Cows raised by the company are corn-, grain- and hay-fed, and do not receive antibiotics, steroids or hormones, Parsons said.
Parsons sends 50-pound boxes of packaged, frozen steaks and ground beef to Juneau on Alaska Airlines. White unloads the meat into freezers in his office on Old Dairy Road, which also serves as the office for White's construction company, his "day job," he said.
White then fills the boxes with Alaska salmon and sends them back to Parsons, who sells the fish to health food markets, restaurants and outdoor market vendors in the Phoenix area.
"The seafood market in general is a very strong market here," said Parsons from Arizona. "The market that we are hitting is people that care about the quality and integrity of the product.

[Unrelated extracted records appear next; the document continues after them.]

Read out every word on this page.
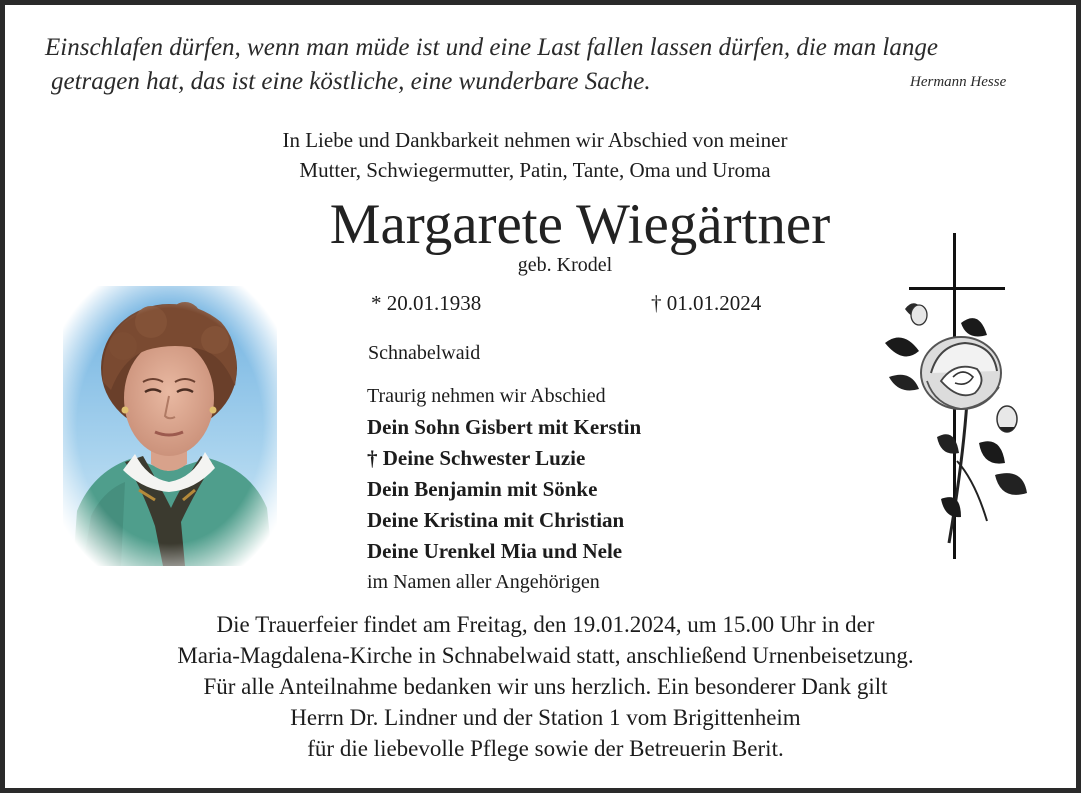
Einschlafen dürfen, wenn man müde ist und eine Last fallen lassen dürfen, die man lange
getragen hat, das ist eine köstliche, eine wunderbare Sache.	Hermann Hesse
In Liebe und Dankbarkeit nehmen wir Abschied von meiner
Mutter, Schwiegermutter, Patin, Tante, Oma und Uroma
Margarete Wiegärtner
geb. Krodel
* 20.01.1938	† 01.01.2024
Schnabelwaid
Traurig nehmen wir Abschied
Dein Sohn Gisbert mit Kerstin
† Deine Schwester Luzie
Dein Benjamin mit Sönke
Deine Kristina mit Christian
Deine Urenkel Mia und Nele
im Namen aller Angehörigen
Die Trauerfeier findet am Freitag, den 19.01.2024, um 15.00 Uhr in der
Maria-Magdalena-Kirche in Schnabelwaid statt, anschließend Urnenbeisetzung.
Für alle Anteilnahme bedanken wir uns herzlich. Ein besonderer Dank gilt
Herrn Dr. Lindner und der Station 1 vom Brigittenheim
für die liebevolle Pflege sowie der Betreuerin Berit.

I've really found a niche down here in people who care more than just about bottom-line price."
The frozen coho fillets that White sends to Parsons sell for about $9.75 a pound in Arizona.
White first talked to Parsons about distributing natural beef in Alaska because he wanted to have an alternative to conventional beef, he said. The USDA allows ranchers to feed cattle pork, chicken and other animal byproducts.
"I started this because I enjoy the quality of the product and the health benefit, and knowing I'm not giving antibiotics and steroids to my kids. ... This gives folks an opportunity to know they're eating good, healthy, clean beef."
White sells a 10-pound case of custom-cut tenderloin steak for $146.88. Bulk ground sirloin sells for $4.37 a pound. He's sold the beef to several restaurants and individuals and hopes to distribute it to local grocery stores in the future.
He's not alone in the market.
Superbear Supermarket in the Mendenhall Mall and Alaskan and Proud in downtown Juneau have offered natural beef to their customers for several years, managers at the markets said.
"It's actually grown in popularity, and more and more people are asking about it," said Kenny Kaplor, manager of the meat department at Super Bear. "(The cows) have a vegetarian diet, and the flavor is excellent."
Super Bear mostly sells ground beef, but because the store cuts its own meat, it can offer its customers all types of cuts.
Rainbow Foods, a natural food market in downtown Juneau, sells organic ground beef for about $7 a pound, said David Ottoson, owner of the store. He also sells frozen bison raised naturally in Idaho.
"I'd certainly consider selling natural beef," said Ottoson. Because the natural label can be so broad, he'd want to know exactly how the cattle were fed and treated.